Truckload Capacity Flattening, Survey Shows

Capacity at a group of seven large truckload carriers dropped 0.6 percent from a year ago in the first quarter and only 0.3 percent from the fourth quarter, the smallest annual and sequential quarterly decline in their tractor count in a year.

The tractor count at those seven trucking companies, which had more than $10 billion in combined revenue last year, has dropped only 1.7 percent since the end of 2009, but is now 15.9 percent lower than it was at its peak at the end of 2006.

The data compiled and analyzed by The Journal of Commerce supports anecdotal claims by carriers and shippers that truckload capacity,measured by the number of available tractors, and freight demand were roughly balanced in the first quarter.

The carrier group’s capacity slipped 1.1 percent year-over-year in the fourth quarter of 2011 and 0.5 percent in the third quarter after rising 1.1 percent in the second quarter, when truck freight pent up by first quarter storms surged onto highways.

Trucking executives warn their freight-handling capacity could shrink more if economic growth picks up pace in the second and third quarters. That capacity is not only limited by the number of available tractors, but available drivers.

A 17 percent surge in the TransCore DAT North AmericanFreight Index in April could indicate shippers are running up against the limits of capacity at large truckload fleets, said David Schrader, senior vice president at TransCore.

“Freight flows to the spot market when shippers hit tight capacity,” Schrader said in an interview. “What we’ve seen so far in 2012 is some of the heaviest freight volumes we’ve ever seen” on DAT’s spot market load boards, Schrader said.
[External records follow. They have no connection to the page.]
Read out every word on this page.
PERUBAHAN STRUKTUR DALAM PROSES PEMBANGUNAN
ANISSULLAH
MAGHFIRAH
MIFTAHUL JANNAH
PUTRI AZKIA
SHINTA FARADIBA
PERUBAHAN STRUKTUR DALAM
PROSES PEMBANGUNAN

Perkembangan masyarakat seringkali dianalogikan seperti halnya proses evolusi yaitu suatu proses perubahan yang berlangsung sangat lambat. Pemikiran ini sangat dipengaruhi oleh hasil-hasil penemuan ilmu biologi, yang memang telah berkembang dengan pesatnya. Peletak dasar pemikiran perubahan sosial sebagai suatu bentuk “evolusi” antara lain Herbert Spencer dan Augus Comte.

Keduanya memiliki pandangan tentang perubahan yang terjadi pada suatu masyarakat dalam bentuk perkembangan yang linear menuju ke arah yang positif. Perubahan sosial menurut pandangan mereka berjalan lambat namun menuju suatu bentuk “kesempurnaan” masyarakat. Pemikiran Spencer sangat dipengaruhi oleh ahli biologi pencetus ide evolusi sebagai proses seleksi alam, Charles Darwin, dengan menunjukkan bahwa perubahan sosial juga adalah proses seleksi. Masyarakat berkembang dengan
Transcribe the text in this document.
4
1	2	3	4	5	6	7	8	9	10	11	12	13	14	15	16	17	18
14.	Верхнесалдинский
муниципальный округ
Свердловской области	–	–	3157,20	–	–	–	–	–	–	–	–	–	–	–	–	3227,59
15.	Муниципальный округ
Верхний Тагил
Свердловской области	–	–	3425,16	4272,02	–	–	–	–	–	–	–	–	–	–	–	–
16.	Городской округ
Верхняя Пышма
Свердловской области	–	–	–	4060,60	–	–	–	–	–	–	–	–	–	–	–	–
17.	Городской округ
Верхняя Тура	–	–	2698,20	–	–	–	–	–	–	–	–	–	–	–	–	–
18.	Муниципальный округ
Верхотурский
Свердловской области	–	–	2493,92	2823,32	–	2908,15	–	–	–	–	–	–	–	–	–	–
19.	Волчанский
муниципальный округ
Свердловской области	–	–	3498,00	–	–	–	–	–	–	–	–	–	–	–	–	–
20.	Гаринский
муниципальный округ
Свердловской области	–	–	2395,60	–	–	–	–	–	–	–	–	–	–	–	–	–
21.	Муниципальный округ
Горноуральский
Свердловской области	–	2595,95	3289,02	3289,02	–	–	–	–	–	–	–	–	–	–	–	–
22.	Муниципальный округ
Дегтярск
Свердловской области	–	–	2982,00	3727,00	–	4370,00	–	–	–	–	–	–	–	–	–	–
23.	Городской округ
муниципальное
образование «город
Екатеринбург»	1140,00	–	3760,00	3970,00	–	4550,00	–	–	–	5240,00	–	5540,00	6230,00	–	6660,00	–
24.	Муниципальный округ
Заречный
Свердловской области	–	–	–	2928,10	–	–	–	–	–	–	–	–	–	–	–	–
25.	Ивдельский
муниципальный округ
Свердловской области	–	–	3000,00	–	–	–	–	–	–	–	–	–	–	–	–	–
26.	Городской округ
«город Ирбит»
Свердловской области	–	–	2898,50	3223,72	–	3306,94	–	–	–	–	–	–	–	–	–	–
“As the economy shows signs of life, it (truckload capacity) is getting very tight,” said Derek Leathers, president of $2 billion truckload carrier Werner Enterprises. Truckload capacity lost from 2007 through 2010 “isn’t coming back,” he said.

Leathers spoke to shippers and suppliers in May at the NASSTRAC 2012 Logistics Conference in Orlando and the ALK Transportation Technology Summit in Princeton, N.J. Overall, he said, the recession cut truckload capacity 20 percent.

“We're right on the razor's edge right now in terms of supply and demand,” Leathers said at the ALK summit. “Inventories are leaner than they’ve ever been.” The U.S. retail inventory to sales ratio dropped from 1.41 in February to 1.29 in March.

The large truckload carrier group tracked by The Journal of Commerce, which includes Werner, saw its combined tractor count drop 2.7 percent in 2007, 6.2 percent in 2008, 6.3 percent in 2009, 0.3 percent in 2010 and 1.1 percent in 2011.

Werner’s truck capacity has ranged between 7,200 and 7,400 tractors since the end of 2008 after dropping about 18 percent from 9,000 units at the end of 2006, according to reports filed with the Securities and Exchange Commission.